Discussion and conclusions

In this study, we investigate the copula–entropy theory in bivariate analysis. Using the sample data with the known univariate populations (i.e., gamma and lognormal) and known dependence (Gumbel–Hougaard), it is concluded that the POME-based distribution derived may model the univariate distribution well. There is minimal difference for POME-based distribution based on the moment of the observed variable and that derived based on the scaled variable (i.e., scaling the observed variable to [0,1]). To avoid the improper integrals, the scaled variable is suggested to derive the POME-based distribution. Comparing to the true Gumbel–Hougaard copula, the MECC derived using the constraints of E(U), E(U2), E(V), E(V2), and E(UV) can properly model the dependence structure of the sample data. The MECC constructed successfully fulfills the fundamental properties of the copula, i.e., C(u,1) = u; C(1,v) = v. In addition, the derived MECC can well present the true dependence structure represented with the Gumbel–Hougaard copula.

Using the real watershed data (i.e., Flume 1 at Walnut Gulch, Arizona), the case study shows the appropriateness of POME-univariate distribution of scaled variable to model the univariate distribution for the observed variates. With the constraints E(U), E(U2), E(V), and E(V2) converging to the population moments of the uniform distributed variables as \( E(U^{i} ) = E(V^{i} ) = {1 \mathord{\left/ {\vphantom {1 {(i + 1)}}} \right. \kern-0pt} {(i + 1)}} \); the MECC constructed only depends on the rank-based dependence measure (in this case, Spearman’s rho). The derived MECC properly models the dependence of annual peak discharge and flood volume, which is independent of the marginal distributions (non-parametric or parametric).

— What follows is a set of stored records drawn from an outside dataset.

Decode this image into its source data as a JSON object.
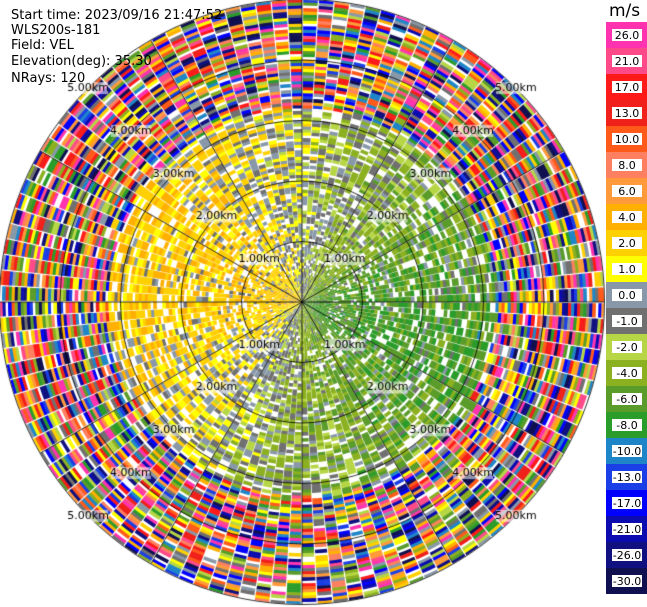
{
  "header": {
    "start_time": "Start time: 2023/09/16 21:47:52",
    "instrument": "WLS200s-181",
    "field": "Field: VEL",
    "elevation": "Elevation(deg): 35.30",
    "nrays": "NRays: 120"
  },
  "chart_data": {
    "type": "heatmap",
    "projection": "polar-ppi",
    "field": "VEL",
    "units": "m/s",
    "rays": 120,
    "range_rings_km": [
      1.0,
      2.0,
      3.0,
      4.0,
      5.0
    ],
    "ring_labels": [
      "1.00km",
      "2.00km",
      "3.00km",
      "4.00km",
      "5.00km"
    ],
    "max_range_km": 5.5,
    "radial_lines_deg": [
      0,
      30,
      60,
      90,
      120,
      150,
      180,
      210,
      240,
      270,
      300,
      330
    ],
    "colorbar": {
      "title": "m/s",
      "tick_labels": [
        "26.0",
        "21.0",
        "17.0",
        "13.0",
        "10.0",
        "8.0",
        "6.0",
        "4.0",
        "2.0",
        "1.0",
        "0.0",
        "-1.0",
        "-2.0",
        "-4.0",
        "-6.0",
        "-8.0",
        "-10.0",
        "-13.0",
        "-17.0",
        "-21.0",
        "-26.0",
        "-30.0"
      ],
      "bins_top_to_bottom": [
        {
          "color": "#ff33b0"
        },
        {
          "color": "#ff4a8a"
        },
        {
          "color": "#ff1a1a"
        },
        {
          "color": "#f0201a"
        },
        {
          "color": "#ff5a1a"
        },
        {
          "color": "#ff8060"
        },
        {
          "color": "#ff9a3a"
        },
        {
          "color": "#ffb000"
        },
        {
          "color": "#ffd000"
        },
        {
          "color": "#ffff00"
        },
        {
          "color": "#8898a8"
        },
        {
          "color": "#707070"
        },
        {
          "color": "#b6d645"
        },
        {
          "color": "#8bb020"
        },
        {
          "color": "#5a9c2a"
        },
        {
          "color": "#2a9c2a"
        },
        {
          "color": "#1e86c8"
        },
        {
          "color": "#1a3fe6"
        },
        {
          "color": "#0000ff"
        },
        {
          "color": "#0b0bb0"
        },
        {
          "color": "#101080"
        },
        {
          "color": "#101050"
        }
      ]
    },
    "pattern": {
      "mean_field": "left half positive (warm), upper-right and lower-left near zero (grey), right/lower-right negative (green/blue)",
      "noise_beyond_km": 3.2
    }
  }
}
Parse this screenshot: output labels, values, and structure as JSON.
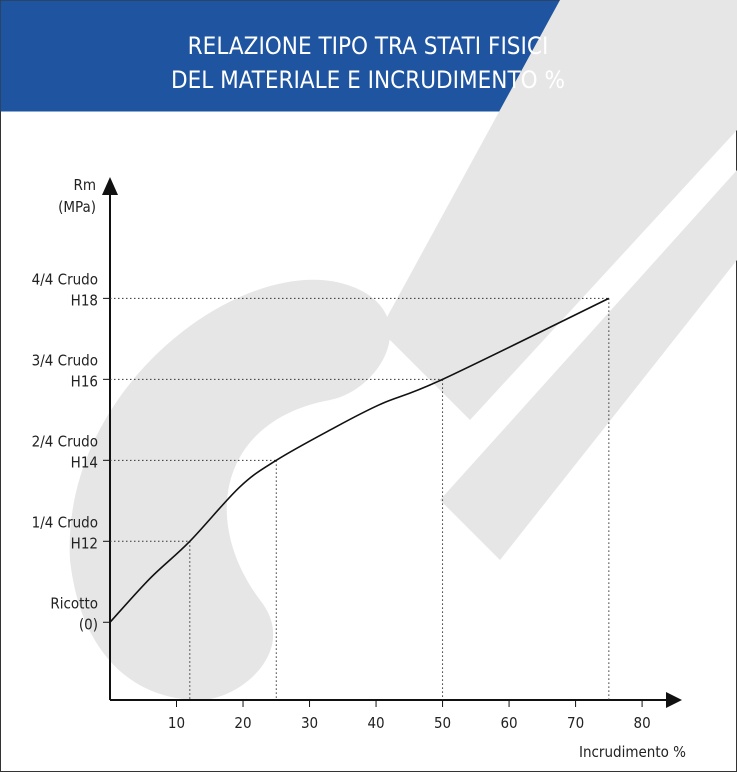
{
  "chart_data": {
    "type": "line",
    "title": [
      "RELAZIONE TIPO TRA STATI FISICI",
      "DEL MATERIALE E INCRUDIMENTO %"
    ],
    "x_label": "Incrudimento %",
    "y_label": [
      "Rm",
      "(MPa)"
    ],
    "x": [
      0,
      6,
      12,
      19.5,
      25,
      33,
      40.6,
      50,
      75
    ],
    "series": [
      {
        "color": "#111111",
        "values": [
          0,
          0.54,
          1,
          1.67,
          2,
          2.37,
          2.69,
          3,
          4
        ]
      }
    ],
    "xlim": [
      0,
      86
    ],
    "xticks": [
      10,
      20,
      30,
      40,
      50,
      60,
      70,
      80
    ],
    "ylim": [
      -0.96,
      5.4
    ],
    "yticks": [
      {
        "value": 0,
        "label": [
          "Ricotto",
          "(0)"
        ]
      },
      {
        "value": 1,
        "label": [
          "1/4 Crudo",
          "H12"
        ]
      },
      {
        "value": 2,
        "label": [
          "2/4 Crudo",
          "H14"
        ]
      },
      {
        "value": 3,
        "label": [
          "3/4 Crudo",
          "H16"
        ]
      },
      {
        "value": 4,
        "label": [
          "4/4 Crudo",
          "H18"
        ]
      }
    ],
    "guide_lines": true,
    "header_color": "#1f55a0"
  }
}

The evaluation of the flood risk (using “AND” case return period) indicates that the MECC copula reasonably represents the change of the return period of “AND” case.

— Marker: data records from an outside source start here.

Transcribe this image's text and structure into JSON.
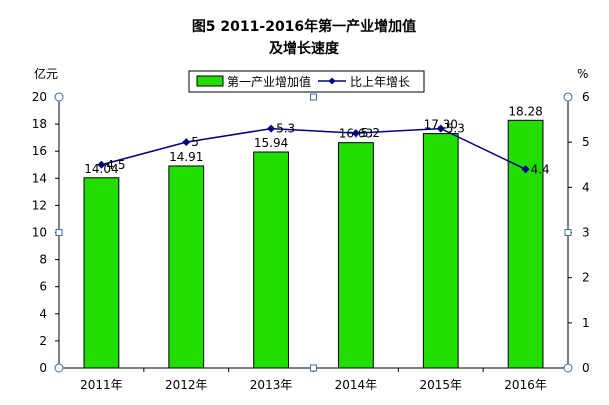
{
  "chart_data": {
    "type": "bar",
    "title_lines": [
      "图5  2011-2016年第一产业增加值",
      "及增长速度"
    ],
    "categories": [
      "2011年",
      "2012年",
      "2013年",
      "2014年",
      "2015年",
      "2016年"
    ],
    "y_left_unit": "亿元",
    "y_right_unit": "%",
    "ylim_left": [
      0,
      20
    ],
    "yticks_left": [
      "0",
      "2",
      "4",
      "6",
      "8",
      "10",
      "12",
      "14",
      "16",
      "18",
      "20"
    ],
    "ylim_right": [
      0,
      6
    ],
    "yticks_right": [
      "0",
      "1",
      "2",
      "3",
      "4",
      "5",
      "6"
    ],
    "grid": false,
    "legend_position": "top",
    "series": [
      {
        "name": "第一产业增加值",
        "type": "bar",
        "axis": "left",
        "values": [
          14.04,
          14.91,
          15.94,
          16.63,
          17.3,
          18.28
        ],
        "labels": [
          "14.04",
          "14.91",
          "15.94",
          "16.63",
          "17.30",
          "18.28"
        ],
        "color": "#22dd00",
        "border_color": "#000000"
      },
      {
        "name": "比上年增长",
        "type": "line",
        "axis": "right",
        "values": [
          4.5,
          5.0,
          5.3,
          5.2,
          5.3,
          4.4
        ],
        "labels": [
          "4.5",
          "5",
          "5.3",
          "5.2",
          "5.3",
          "4.4"
        ],
        "color": "#00007f"
      }
    ]
  }
}
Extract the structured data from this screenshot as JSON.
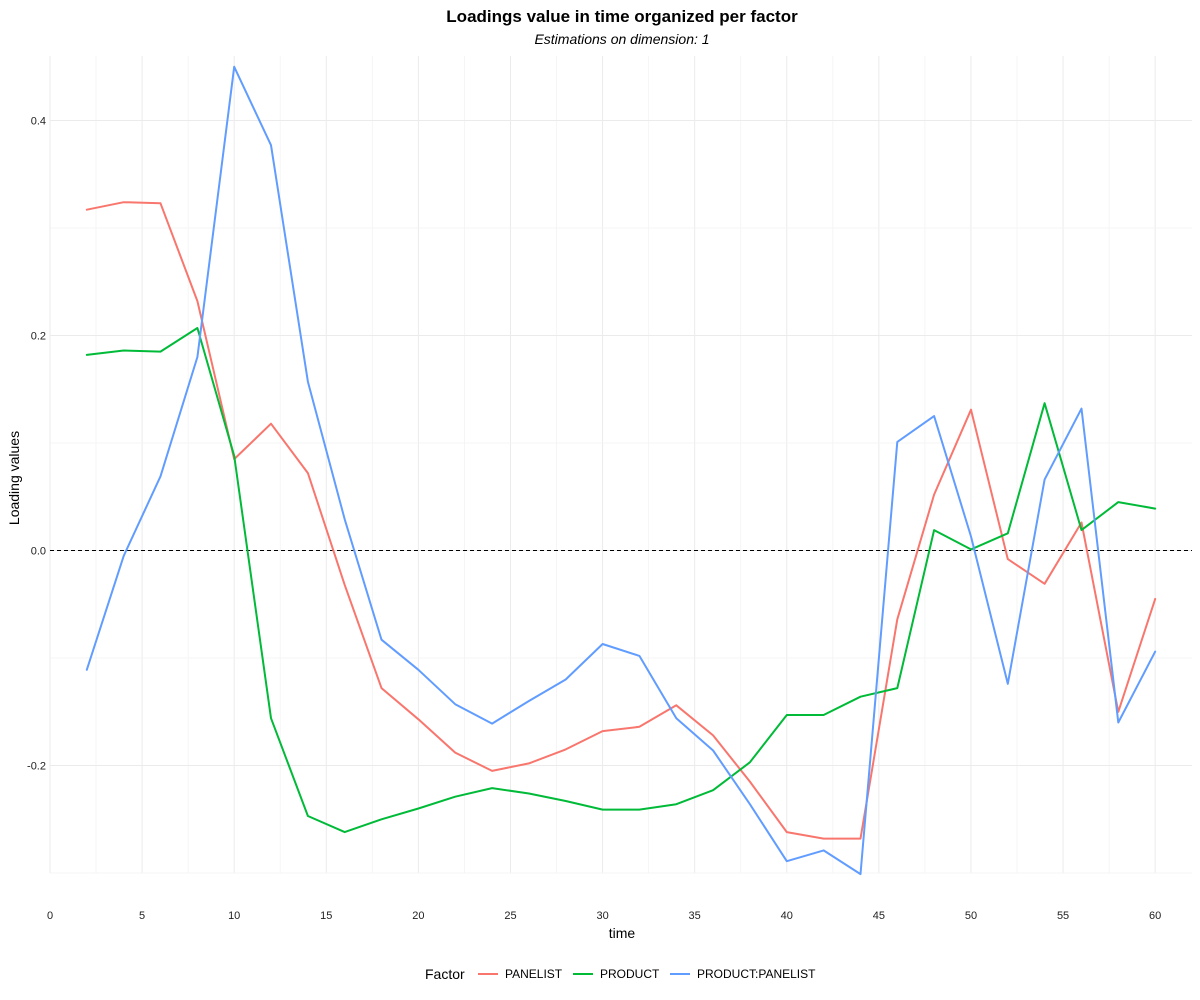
{
  "chart_data": {
    "type": "line",
    "title": "Loadings value in time organized per factor",
    "subtitle": "Estimations on dimension: 1",
    "xlabel": "time",
    "ylabel": "Loading values",
    "xlim": [
      0,
      62
    ],
    "ylim": [
      -0.3,
      0.46
    ],
    "x_ticks": [
      0,
      5,
      10,
      15,
      20,
      25,
      30,
      35,
      40,
      45,
      50,
      55,
      60
    ],
    "x_tick_labels": [
      "0",
      "5",
      "10",
      "15",
      "20",
      "25",
      "30",
      "35",
      "40",
      "45",
      "50",
      "55",
      "60"
    ],
    "y_ticks": [
      -0.2,
      0.0,
      0.2,
      0.4
    ],
    "y_tick_labels": [
      "-0.2",
      "0.0",
      "0.2",
      "0.4"
    ],
    "reference_line": {
      "y": 0,
      "style": "dashed",
      "color": "#000000"
    },
    "grid": true,
    "legend": {
      "title": "Factor",
      "placement": "bottom"
    },
    "x": [
      2,
      4,
      6,
      8,
      10,
      12,
      14,
      16,
      18,
      20,
      22,
      24,
      26,
      28,
      30,
      32,
      34,
      36,
      38,
      40,
      42,
      44,
      46,
      48,
      50,
      52,
      54,
      56,
      58,
      60
    ],
    "series": [
      {
        "name": "PANELIST",
        "color": "#F8766D",
        "values": [
          0.317,
          0.324,
          0.323,
          0.232,
          0.085,
          0.118,
          0.072,
          -0.032,
          -0.128,
          -0.157,
          -0.188,
          -0.205,
          -0.198,
          -0.185,
          -0.168,
          -0.164,
          -0.144,
          -0.172,
          -0.215,
          -0.262,
          -0.268,
          -0.268,
          -0.064,
          0.052,
          0.131,
          -0.008,
          -0.031,
          0.026,
          -0.15,
          -0.045
        ]
      },
      {
        "name": "PRODUCT",
        "color": "#00BA38",
        "values": [
          0.182,
          0.186,
          0.185,
          0.207,
          0.088,
          -0.156,
          -0.247,
          -0.262,
          -0.25,
          -0.24,
          -0.229,
          -0.221,
          -0.226,
          -0.233,
          -0.241,
          -0.241,
          -0.236,
          -0.223,
          -0.197,
          -0.153,
          -0.153,
          -0.136,
          -0.128,
          0.019,
          0.001,
          0.016,
          0.137,
          0.019,
          0.045,
          0.039
        ]
      },
      {
        "name": "PRODUCT:PANELIST",
        "color": "#619CFF",
        "values": [
          -0.111,
          -0.005,
          0.069,
          0.18,
          0.45,
          0.377,
          0.157,
          0.029,
          -0.083,
          -0.111,
          -0.143,
          -0.161,
          -0.14,
          -0.12,
          -0.087,
          -0.098,
          -0.156,
          -0.186,
          -0.236,
          -0.289,
          -0.279,
          -0.301,
          0.101,
          0.125,
          0.013,
          -0.124,
          0.066,
          0.132,
          -0.16,
          -0.094
        ]
      }
    ]
  }
}
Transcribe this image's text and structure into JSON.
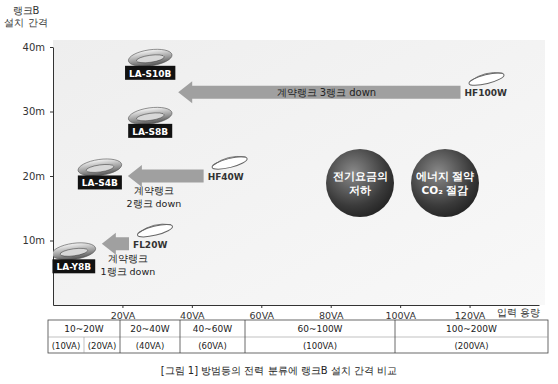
{
  "chart_data": {
    "type": "scatter",
    "title": "[그림 1] 방범등의 전력 분류에 랭크B 설치 간격 비교",
    "y_label": [
      "랭크B",
      "설치 간격"
    ],
    "x_label": "입력 용량",
    "xlim": [
      0,
      140
    ],
    "xticks": [
      {
        "value": 20,
        "label": "20VA"
      },
      {
        "value": 40,
        "label": "40VA"
      },
      {
        "value": 60,
        "label": "60VA"
      },
      {
        "value": 80,
        "label": "80VA"
      },
      {
        "value": 100,
        "label": "100VA"
      },
      {
        "value": 120,
        "label": "120VA"
      }
    ],
    "ylim": [
      0,
      40
    ],
    "yticks": [
      {
        "value": 10,
        "label": "10m"
      },
      {
        "value": 20,
        "label": "20m"
      },
      {
        "value": 30,
        "label": "30m"
      },
      {
        "value": 40,
        "label": "40m"
      }
    ],
    "grid": false,
    "series": [
      {
        "marker": "led-lamp",
        "color": "#111111",
        "x": [
          28,
          13.5,
          6,
          28
        ],
        "values": [
          36,
          19,
          6,
          27
        ],
        "labels": [
          "LA-S10B",
          "LA-S4B",
          "LA-Y8B",
          "LA-S8B"
        ]
      },
      {
        "marker": "lamp-outline",
        "color": "#666666",
        "x": [
          122,
          48,
          26.5
        ],
        "values": [
          33,
          20,
          9.5
        ],
        "labels": [
          "HF100W",
          "HF40W",
          "FL20W"
        ]
      }
    ],
    "annotations": [
      {
        "lines": [
          "계약랭크 3랭크 down"
        ]
      },
      {
        "lines": [
          "계약랭크",
          "2랭크 down"
        ]
      },
      {
        "lines": [
          "계약랭크",
          "1랭크 down"
        ]
      }
    ],
    "callouts": [
      [
        "전기요금의",
        "저하"
      ],
      [
        "에너지 절약",
        "CO₂ 절감"
      ]
    ],
    "power_classes": [
      {
        "label": "10~20W",
        "sub": [
          "(10VA)",
          "(20VA)"
        ]
      },
      {
        "label": "20~40W",
        "sub": [
          "(40VA)"
        ]
      },
      {
        "label": "40~60W",
        "sub": [
          "(60VA)"
        ]
      },
      {
        "label": "60~100W",
        "sub": [
          "(100VA)"
        ]
      },
      {
        "label": "100~200W",
        "sub": [
          "(200VA)"
        ]
      }
    ]
  }
}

Overall, the study concludes as follows:

  1. (i)

    For the bivariate random variables investigated, the MECC may be easily and efficiently applied to model the dependence structure. Unlike other copulas, the MECC is uniquely defined for a given set of constraints. Its uniqueness allows one universal solution for the proposed frequency analysis.

  2. (ii)

    Similar to other copula families (e.g., Archimedean copulas, meta-elliptical copulas, vine copulas, etc.), the MECC may be applied for multivariate analysis in hydrology and water engineering, including multivariate rainfall analysis, multivariate drought analysis, spatial analysis of drainage networks, and spatial analysis of water quality as few examples.

  3. (iii)

    The bivariate MECC copula may be easily extended to higher dimensions. For example, for the d-dimensional variables \( \left[ {X_{ 1} ,X_{ 2} , \ldots ,X_{d} } \right] \) with the marginals of \( U_{i} = F_{i} (X_{i} ),i = 1,2, \ldots ,d \); the MECC may be constructed using the set of constraints, i.e., marginal \( E(U_{i}^{r} ) = {1 \mathord{\left/ {\vphantom {1 {(r + 1)}}} \right. \kern-0pt} {(r + 1)}},\quad \, i = 1,2, \ldots ,d \) and pair-wise \( E(U_{i} U_{j} );\quad \, i,j \in [1,d],i \ne j \) estimated from rank-based Spearman’s coefficient of correlation. The same optimization procedure applied for the bivariate case may be applied to construct the MECC for dependence structure in higher dimensions.